Saturday, March 28, 2009

Virginia Senator points out that incarcerating non-violent drug users exacerbates law enforcement crisis


I knew a stand-up comic in Minneapolis who worked in the coffee business, and his favorite like was “stay out of jail.”

Senator Jim Webb (D-VA) has a major article in this weekend’s (March 29, 2009) Parade Magazine, “Why We Must Fix Our Prisons” here.

Webb says that one out of 31 adults in the United States is in prison, jail, or supervised release. It’s higher for males and for African Americans. This is much higher than for Japan or for European countries.
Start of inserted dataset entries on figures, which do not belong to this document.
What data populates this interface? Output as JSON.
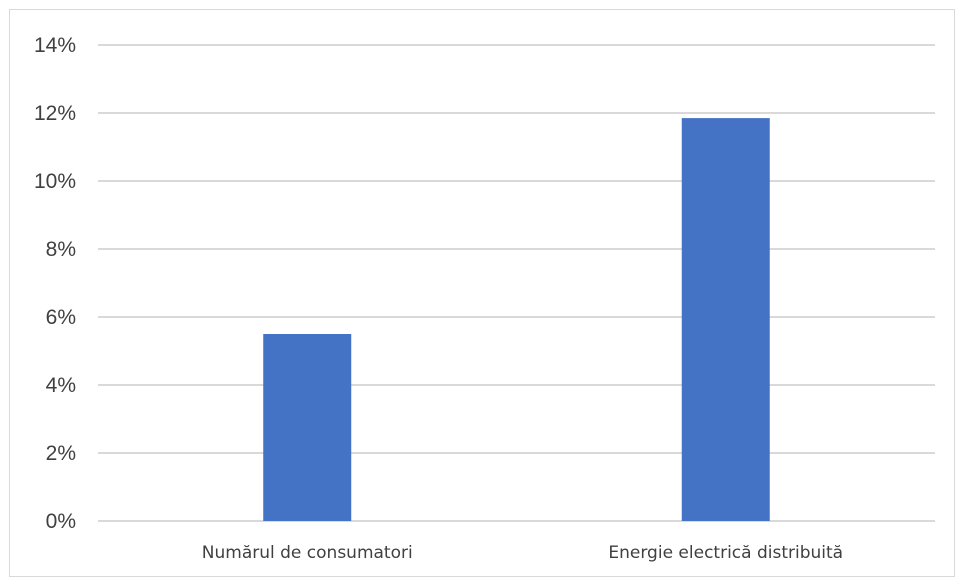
{
  "chart_data": {
    "type": "bar",
    "title": "",
    "xlabel": "",
    "ylabel": "",
    "categories": [
      "Numărul de consumatori",
      "Energie  electrică distribuită"
    ],
    "series": [
      {
        "values": [
          5.5,
          11.85
        ]
      }
    ],
    "ylim": [
      0,
      14
    ],
    "ytick_values": [
      0,
      2,
      4,
      6,
      8,
      10,
      12,
      14
    ],
    "ytick_labels": [
      "0%",
      "2%",
      "4%",
      "6%",
      "8%",
      "10%",
      "12%",
      "14%"
    ],
    "grid": true,
    "legend": "none",
    "bar_color": "#4472c4",
    "grid_color": "#d9d9d9"
  }
}
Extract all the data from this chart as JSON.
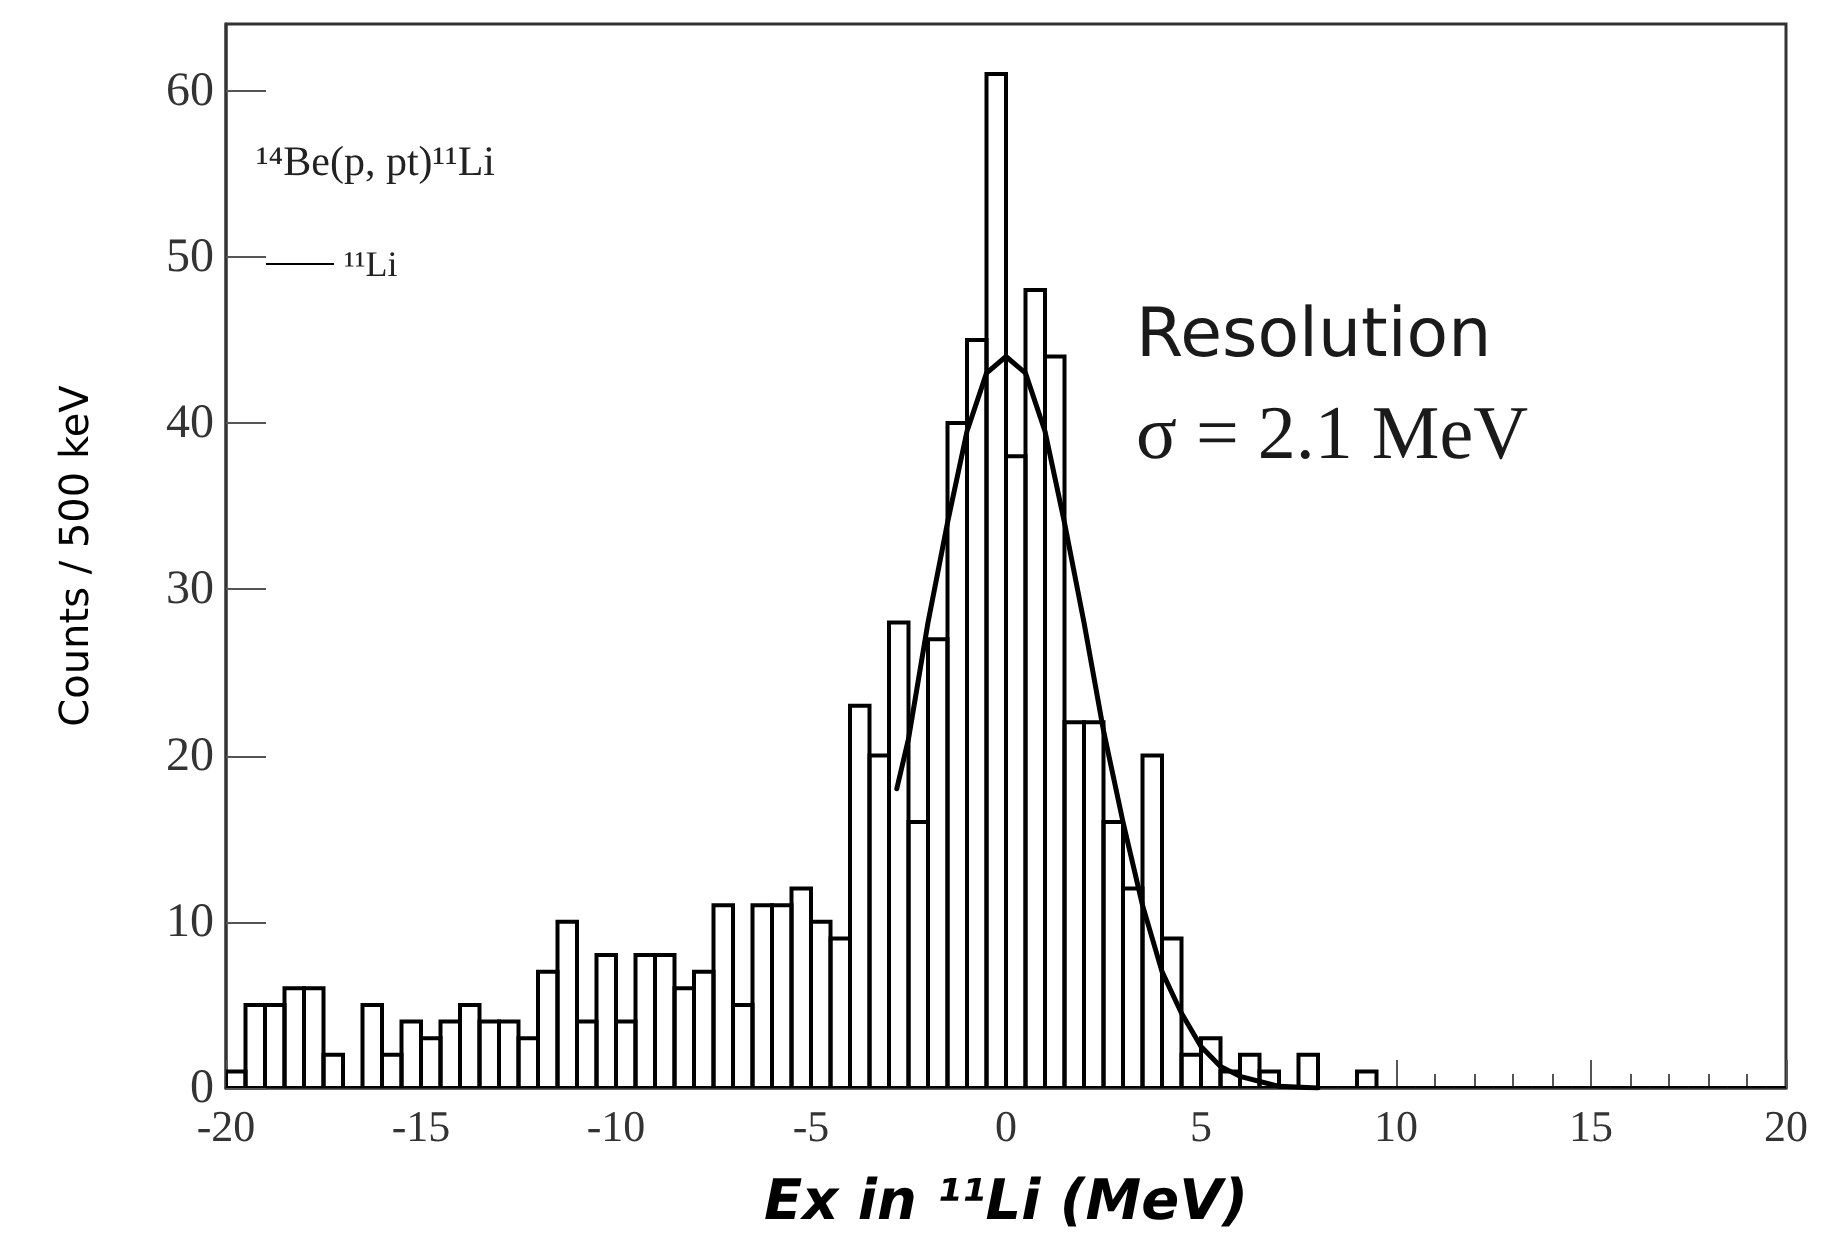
{
  "chart_data": {
    "type": "histogram",
    "xlabel": "Ex in ¹¹Li (MeV)",
    "ylabel": "Counts / 500 keV",
    "legend_title": "¹⁴Be(p, pt)¹¹Li",
    "annotations": [
      "Resolution",
      "σ = 2.1 MeV"
    ],
    "color": "#000000",
    "bins": [
      -20,
      -19.5,
      -19,
      -18.5,
      -18,
      -17.5,
      -17,
      -16.5,
      -16,
      -15.5,
      -15,
      -14.5,
      -14,
      -13.5,
      -13,
      -12.5,
      -12,
      -11.5,
      -11,
      -10.5,
      -10,
      -9.5,
      -9,
      -8.5,
      -8,
      -7.5,
      -7,
      -6.5,
      -6,
      -5.5,
      -5,
      -4.5,
      -4,
      -3.5,
      -3,
      -2.5,
      -2,
      -1.5,
      -1,
      -0.5,
      0,
      0.5,
      1,
      1.5,
      2,
      2.5,
      3,
      3.5,
      4,
      4.5,
      5,
      5.5,
      6,
      6.5,
      7,
      7.5,
      8,
      8.5,
      9,
      9.5,
      10,
      10.5,
      11,
      11.5,
      12,
      12.5,
      13,
      13.5,
      14,
      14.5,
      15,
      15.5,
      16,
      16.5,
      17,
      17.5,
      18,
      18.5,
      19,
      19.5,
      20
    ],
    "values": [
      1,
      5,
      5,
      6,
      6,
      2,
      0,
      5,
      2,
      4,
      3,
      4,
      5,
      4,
      4,
      3,
      7,
      10,
      4,
      8,
      4,
      8,
      8,
      6,
      7,
      11,
      5,
      11,
      11,
      12,
      10,
      9,
      23,
      20,
      28,
      16,
      27,
      40,
      45,
      61,
      38,
      48,
      44,
      22,
      22,
      16,
      12,
      20,
      9,
      2,
      3,
      1,
      2,
      1,
      0,
      2,
      0,
      0,
      1,
      0,
      0,
      0,
      0,
      0,
      0,
      0,
      0,
      0,
      0,
      0,
      0,
      0,
      0,
      0,
      0,
      0,
      0,
      0,
      0,
      0
    ],
    "series": [
      {
        "type": "line",
        "name": "¹¹Li",
        "color": "#000000",
        "x": [
          -2.8,
          -2.5,
          -2,
          -1.5,
          -1,
          -0.5,
          0,
          0.5,
          1,
          1.5,
          2,
          2.5,
          3,
          3.5,
          4,
          4.5,
          5,
          5.5,
          6,
          7,
          8
        ],
        "values": [
          18,
          21,
          28,
          34,
          39.5,
          43,
          44,
          43,
          39.5,
          34,
          28,
          21.5,
          16,
          11,
          7,
          4.5,
          2.5,
          1.3,
          0.7,
          0.1,
          0
        ]
      }
    ],
    "xlim": [
      -20,
      20
    ],
    "xticks": [
      -20,
      -15,
      -10,
      -5,
      0,
      5,
      10,
      15,
      20
    ],
    "ylim": [
      0,
      64
    ],
    "yticks": [
      0,
      10,
      20,
      30,
      40,
      50,
      60
    ],
    "grid": false,
    "legend": "top left",
    "marker": "none",
    "line_style": "solid"
  }
}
Why does this happen? Webb says the problem is that we incarcerate non-violent drug users. This is an enormous waste of resources and actually turns people into criminals.

Webb also provides an explanation of how drug cartels from Mexico and Colombia recruit gangs to distribute hard drugs, and are responsible for some of the extraordinary violence in American cities and suburbs. He discusses Phoenix in particular. His explanation of this process follows that of Anderson Cooper on CNN 360 covering the Juarez drug war crisis, which he says has spread to cities away from the border like Tucson.
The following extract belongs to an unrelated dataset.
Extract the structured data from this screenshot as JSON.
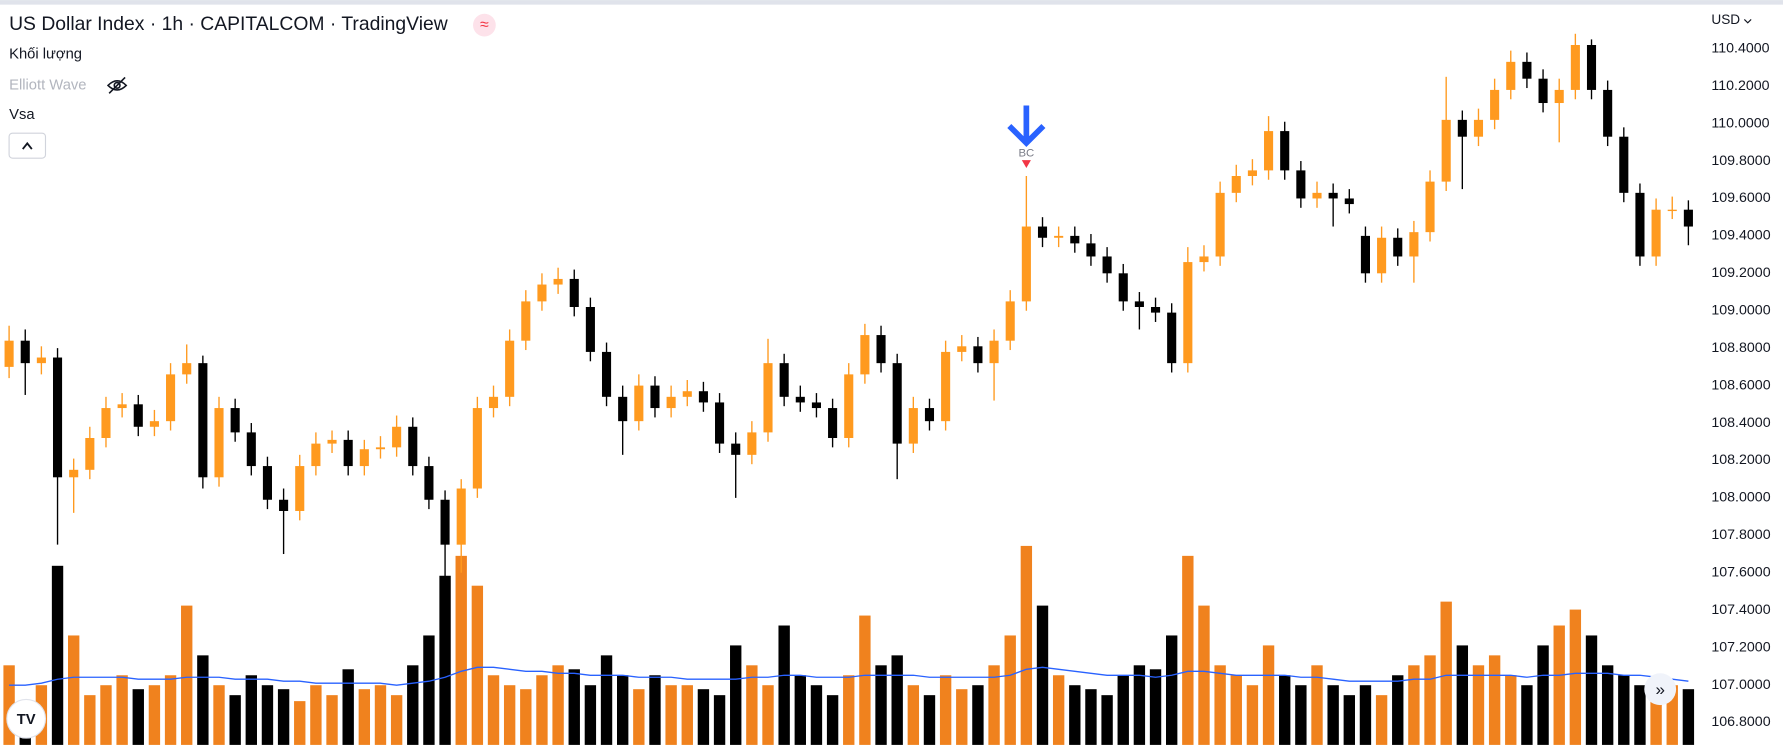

Webb comes short, however, of advocating the libertarian solution of decriminalizing private drug use. Harry Browne, Libertarian Party candidate in the 1990s, always said “we must end this war on drugs.”

The film “Collateral Damage” (dir. Andrew Davis) was delayed in release by 9/11 but depicts drug lords (Colombian in the film) as actually the biggest security threat to the United States. But this may only because of the circularity of our drug laws.

Webb’s own page is here. He says he has introduced a bill to overhaul the nation’s criminal justice system, and also has introduced paid parental leave for federal employees.

Update: May 25, 2009

The Washington Post has a very upsetting story by Jerry Markon, front page, "Threats to Jurors, Prosecutors Soaring" today, link here. According to the end of the story, one judge said that he has stopped mentioning publicly that he has children...Judges now think everything is on the Internet." Judges who have tried certain kinds of cases or prosecutors who have pursued them will not travel to certain countries. Certainly this matter jeopardizes our whole system of civil liberties, openness and free speech.

Another disturbing story by Aaron C. Davis appeared in The Washington Post as a local story Wednesday May 27, 2009, "Vigilance Is Urged To Avert Robberies: Home Invasions Have Doubled In Pr. George's", link here. Police report that in some areas people are moving into cheap motels to launch crime sprees, during bad economic times.